Federal Judge Blocks Trump's $100,000 H-1B Visa Fee as Unlawful
A federal judge ruled Trump's $100,000 H-1B visa fee exceeded executive authority, while the administration launched other immigration enforcement actions.

A federal judge on Monday struck down a $100,000 fee imposed by the Trump administration on new H-1B visa applications for highly skilled foreign workers, ruling the charge unlawful and exceeding executive authority.
U.S. District Judge Leo Sorokin in Boston sided with 20 Democratic state attorneys general who challenged the fee, which Trump announced in September and dramatically increased the cost of obtaining H-1B visas. The judge determined the administration had overstepped its bounds and that the fee usurped Congress's constitutional power to set immigration policy and taxes.
Separately, the Trump administration announced Monday it is seeking to revoke the U.S. citizenship of 17 foreign-born Americans accused of serious crimes and immigration fraud.

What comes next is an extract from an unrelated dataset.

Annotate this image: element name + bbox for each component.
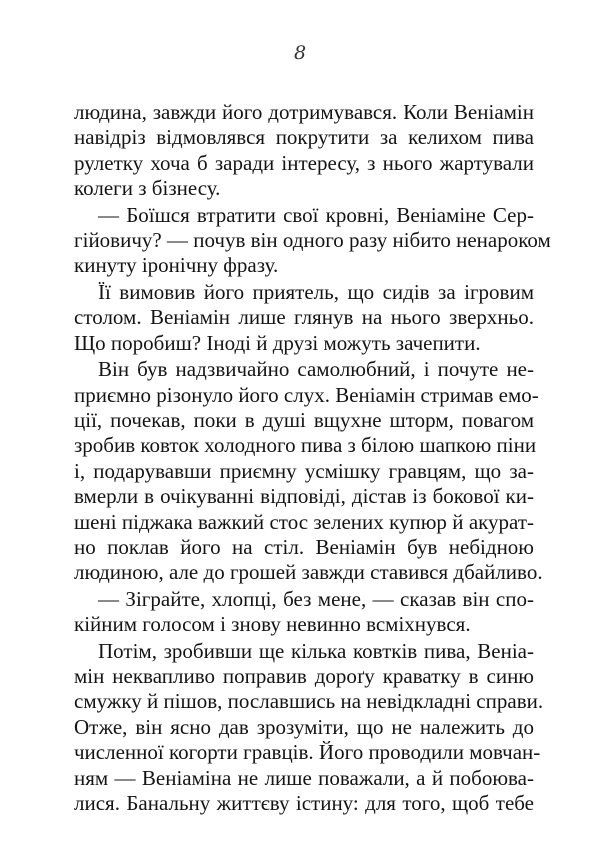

The Department of Justice filed denaturalization actions in various federal district courts in what officials described as the largest such effort in U.S. history, marking an expansion of the administration's denaturalization campaign targeting the legal immigration system.

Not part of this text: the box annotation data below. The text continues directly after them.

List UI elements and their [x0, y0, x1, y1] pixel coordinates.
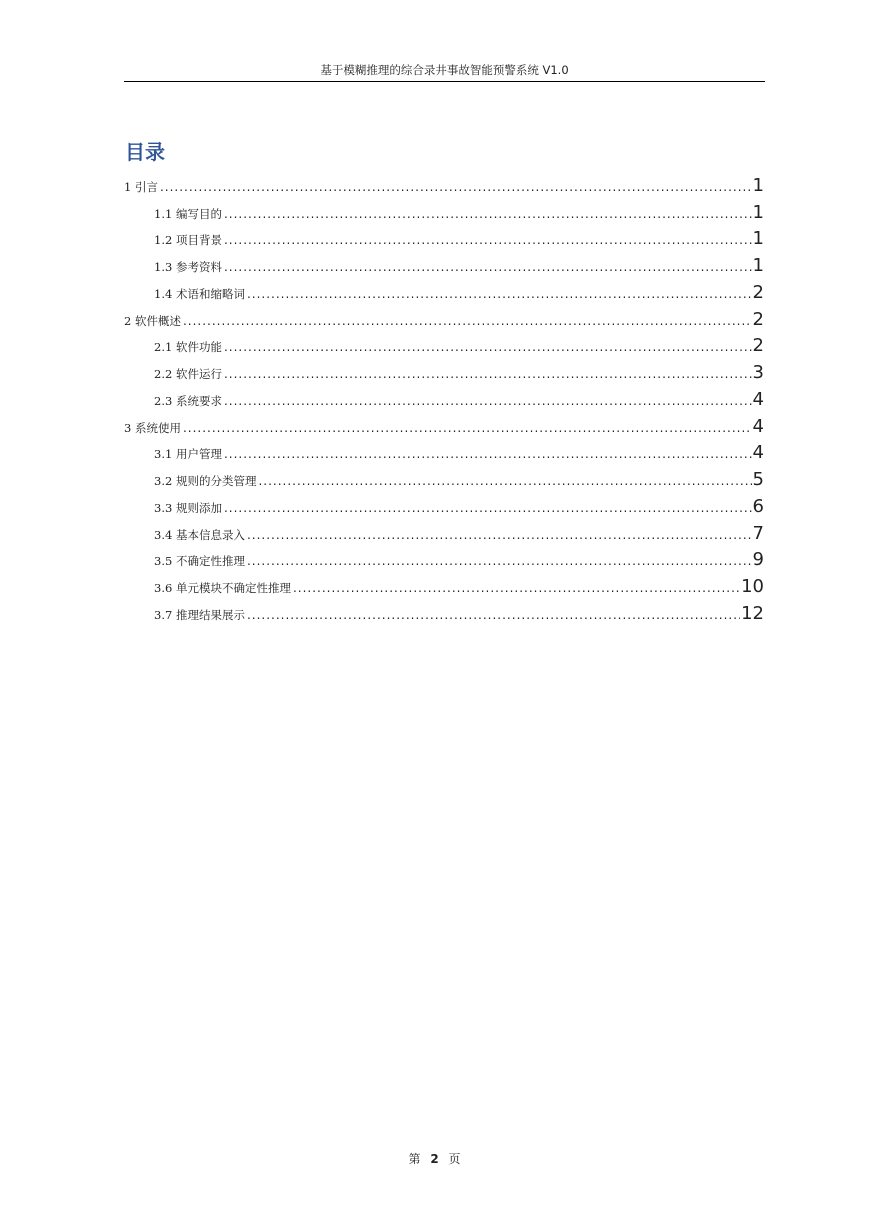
toc-entry-page-number: 3: [752, 362, 764, 383]
toc-entry-title: 2.1 软件功能: [154, 340, 222, 355]
table-of-contents: [124, 170, 764, 625]
toc-entry-title: 2 软件概述: [124, 313, 181, 328]
toc-entry[interactable]: [124, 384, 764, 411]
toc-entry-page-number: 10: [741, 576, 764, 597]
toc-entry[interactable]: [124, 250, 764, 277]
toc-entry-title: 3.6 单元模块不确定性推理: [154, 581, 291, 595]
toc-dot-leader: [160, 179, 752, 197]
toc-entry-page-number: 2: [752, 335, 764, 357]
document-title: 基于模糊推理的综合录井事故智能预警系统 V1.0: [320, 63, 569, 77]
toc-dot-leader: [224, 366, 752, 384]
toc-entry-title: 2.2 软件运行: [154, 367, 222, 381]
toc-entry[interactable]: [124, 224, 764, 251]
toc-entry-title: 3.2 规则的分类管理: [154, 474, 257, 488]
toc-entry-title: 3 系统使用: [124, 420, 181, 435]
toc-entry-page-number: 1: [752, 201, 764, 223]
toc-entry-page-number: 2: [752, 308, 764, 330]
toc-entry[interactable]: [124, 411, 764, 438]
toc-dot-leader: [183, 420, 752, 438]
page-footer: [0, 1150, 869, 1168]
toc-heading: 目录: [125, 140, 165, 164]
toc-entry-title: 2.3 系统要求: [154, 393, 222, 408]
toc-dot-leader: [224, 339, 752, 357]
toc-entry[interactable]: [124, 170, 764, 197]
toc-entry-title: 3.5 不确定性推理: [154, 554, 245, 569]
toc-entry[interactable]: [124, 518, 764, 545]
footer-suffix: 页: [448, 1152, 461, 1166]
toc-dot-leader: [247, 553, 752, 571]
footer-page-number: 2: [430, 1152, 439, 1166]
footer-prefix: 第: [408, 1152, 421, 1166]
toc-entry[interactable]: [124, 357, 764, 384]
toc-entry-title: 3.7 推理结果展示: [154, 607, 245, 622]
toc-entry-title: 3.1 用户管理: [154, 447, 222, 462]
toc-dot-leader: [247, 607, 740, 625]
page-header: [124, 62, 765, 82]
toc-dot-leader: [258, 473, 751, 491]
toc-entry-title: 1.2 项目背景: [154, 233, 222, 248]
toc-entry-title: 1.4 术语和缩略词: [154, 286, 245, 301]
toc-entry[interactable]: [124, 277, 764, 304]
toc-entry-page-number: 5: [752, 469, 764, 490]
toc-dot-leader: [293, 580, 740, 598]
toc-entry-page-number: 9: [752, 549, 764, 571]
toc-entry-page-number: 7: [752, 522, 764, 544]
toc-entry[interactable]: [124, 197, 764, 224]
toc-entry-page-number: 12: [741, 602, 764, 624]
toc-dot-leader: [224, 259, 752, 277]
toc-dot-leader: [224, 206, 752, 224]
toc-dot-leader: [247, 527, 752, 545]
toc-dot-leader: [247, 286, 752, 304]
toc-entry-title: 1.1 编写目的: [154, 206, 222, 221]
toc-entry[interactable]: [124, 598, 764, 625]
toc-entry[interactable]: [124, 304, 764, 331]
toc-entry-title: 1 引言: [124, 179, 158, 194]
toc-dot-leader: [224, 500, 752, 518]
toc-dot-leader: [183, 313, 752, 331]
toc-dot-leader: [224, 232, 752, 250]
toc-entry-page-number: 1: [752, 255, 764, 276]
toc-dot-leader: [224, 393, 752, 411]
toc-entry[interactable]: [124, 571, 764, 598]
toc-entry-page-number: 4: [752, 388, 764, 410]
toc-entry[interactable]: [124, 331, 764, 358]
toc-entry-page-number: 4: [752, 415, 764, 437]
toc-entry-page-number: 1: [752, 228, 764, 250]
toc-entry-title: 3.3 规则添加: [154, 500, 222, 515]
toc-entry[interactable]: [124, 438, 764, 465]
toc-entry-page-number: 1: [752, 174, 764, 196]
toc-entry-page-number: 2: [752, 281, 764, 303]
toc-entry[interactable]: [124, 545, 764, 572]
toc-entry-title: 3.4 基本信息录入: [154, 527, 245, 542]
toc-entry[interactable]: [124, 491, 764, 518]
toc-entry-page-number: 6: [752, 495, 764, 517]
toc-entry-title: 1.3 参考资料: [154, 260, 222, 274]
toc-dot-leader: [224, 446, 752, 464]
toc-entry-page-number: 4: [752, 442, 764, 464]
toc-entry[interactable]: [124, 464, 764, 491]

In another immigration development, Trump's border czar Tom Homan threatened to deploy "more ICE agents than you've ever seen" to New York City, saying he had reviewed plans to expand Immigration and Customs Enforcement operations there as part of the administration's immigration crackdown.
Meanwhile, convicted FTX founder Sam Bankman-Fried, currently serving a 25-year prison sentence for fraud, formally filed a request for a presidential pardon from Trump on Monday. The former cryptocurrency exchange leader was sentenced in 2024 following the collapse of his trading platform.
Congress is also moving toward approving $70 billion in funding for ICE and Customs and Border Protection operations through Trump's presidency, according to legislative developments.